I wanted to give you an update on a program that can be awesome for selling your houses when doing short sales and foreclosures. It can also be great if you’re buying and holding.
The HUD 203K program is designed for properties that need repairs or need to be rehabbed. Keep in mind that the HUD 203k program doesn’t loan the money, they insure the money for the lender making the loan.
This program can be excellent for investors in the short sale and foreclosure arena, because you can now sell to potential buyers who get qualified for the HUD 203K program. It’s also a great tool for real estate agents that deal with short sales and foreclosures (who doesn’t nowadays, right?).
The HUD 203k loan program is different than a typical rehab loan, because with a rehab loan, the term is usually temporary until the property is completely rehabbed, then the loan will be converted into a long term loan. With HUD 203k, the loan is made in full and set as a long term loan from the beginning, based on the estimated “after repaired” value. The purchase is made, and repair funds are put into escrow and used as needed.
The eligible property must be a one to four unit property that is more than a year old. Also, a single family home can be converted to multi-family, up to four units, or a multi-family can be converted to single.
Bottom line, this program is awesome, and you should know about it when doing your short sale and foreclosure investments, or even just wholesaling! This gives you a great tool for your arsenal when it comes to finding buyers, or providing ideas for their financing. It also keeps you from having to do rehabs yourself before selling. Just find it, get it under contract, and sell it! I wish they would have had this program a few years ago, it would have saved me some time and money with my short sales. This is an excellent tool for short sale and foreclosure businesses.
You can visit our main site any time for more foreclosure training techniques.
You can get more information on the HUD 203K program on the HUD website.
David Corbaley





















{ 7 comments… read them below or add one }
David, thanks for getting the word out on this program. As you mentioned it truly is an awesome program. The 203k programs is basically a FHA loan that allows for repairs. You only have to put 3.5% down and the repairs are done after closing by a contractor of your choice. Don’t forget FHA relaxed the 90 day flipping rule, which is also great news for investors and works well with this program. You can also get repairs up to the FHA limits for your County.
The program is not new and has been around for over 20 years! I also would be reluictant to tell people they can do conversions as HUD allows it, but most lenders do not.
Hey Toby, thanks for adding info on this topic!
Hey Matt, you are correct, but there are many new investors and agents that read this blog, and I need to remind people of things like this regularly. Imagine how many people could lose deals if they didn’t know about a program like this. If I’d have known about it 3 years ago, I could have easily sold a second 4-plex I had for sale then and made an additional 50-60k. I don’t want others to make that expensive mistake because they didn’t know about an existing program.

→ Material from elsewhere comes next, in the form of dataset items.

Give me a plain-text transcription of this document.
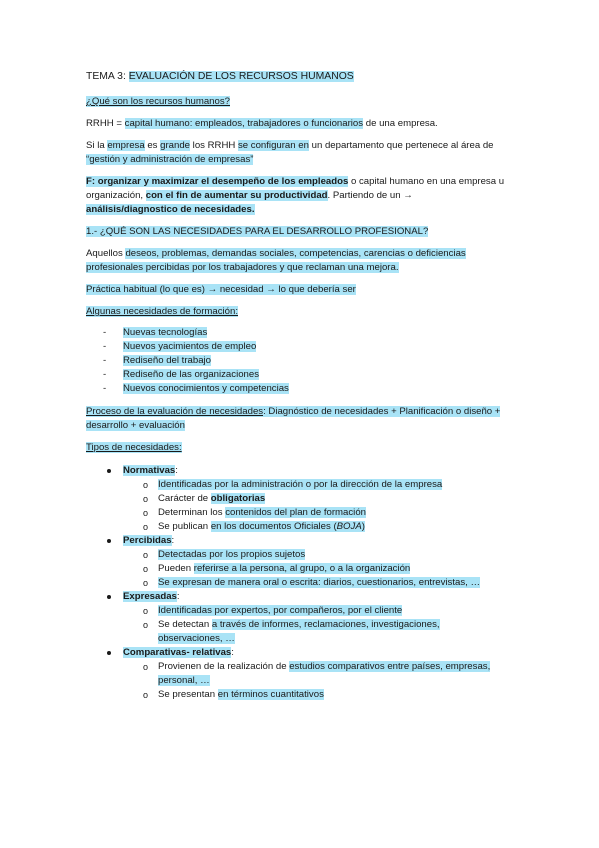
TEMA 3: EVALUACIÓN DE LOS RECURSOS HUMANOS

¿Qué son los recursos humanos?

RRHH = capital humano: empleados, trabajadores o funcionarios de una empresa.

Si la empresa es grande los RRHH se configuran en un departamento que pertenece al área de
“gestión y administración de empresas”

F: organizar y maximizar el desempeño de los empleados o capital humano en una empresa u
organización, con el fin de aumentar su productividad. Partiendo de un →
análisis/diagnostico de necesidades.

1.- ¿QUÉ SON LAS NECESIDADES PARA EL DESARROLLO PROFESIONAL?

Aquellos deseos, problemas, demandas sociales, competencias, carencias o deficiencias
profesionales percibidas por los trabajadores y que reclaman una mejora.

Práctica habitual (lo que es) → necesidad → lo que debería ser

Algunas necesidades de formación:

- Nuevas tecnologías
- Nuevos yacimientos de empleo
- Rediseño del trabajo
- Rediseño de las organizaciones
- Nuevos conocimientos y competencias

Proceso de la evaluación de necesidades: Diagnóstico de necesidades + Planificación o diseño +
desarrollo + evaluación

Tipos de necesidades:

Normativas:
o Identificadas por la administración o por la dirección de la empresa
o Carácter de obligatorias
o Determinan los contenidos del plan de formación
o Se publican en los documentos Oficiales (BOJA)
Percibidas:
o Detectadas por los propios sujetos
o Pueden referirse a la persona, al grupo, o a la organización
o Se expresan de manera oral o escrita: diarios, cuestionarios, entrevistas, …
Expresadas:
o Identificadas por expertos, por compañeros, por el cliente
o Se detectan a través de informes, reclamaciones, investigaciones,
observaciones, …
Comparativas- relativas:
o Provienen de la realización de estudios comparativos entre países, empresas,
personal, …
o Se presentan en términos cuantitativos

It is a great program. Another great use of the program is the 203K streamline rehab loan. The loan is great as a sales tool for a property that does not require tons of work, but is not perfect for the buyer. Imagine this…”Mr. Jones, I know you love this house, the yard and the school system. You mentioned that you hate the yellow kitchen…..If I can show you a way to borrow the money to make this kitchen a kitchen of your dreams, would you want to make an offer?”
David, are there any hud restrictions for investors? Can I get
multiple 203k loans?
Great question! Answer: I’m not sure. According to the HUD website, they say: Can an investor use the 203(k) program?
No. In October, 1996, the Department placed a moratorium on investor participation in the 203(k) Rehabilitation Mortgage Program.
They ALSO say:Is there a limitation on how many properties a person or organization can have in any area of the community?
Yes. A borrower can have not more than seven (7) units within a two block radius of the property they want to purchase. However, if the property is in a local community area that has been designated for redevelopment or revitalization, then this seven unit limitation does not apply.
Seems a bit confusing to me. How the heck can an owner/occupant own 7 units??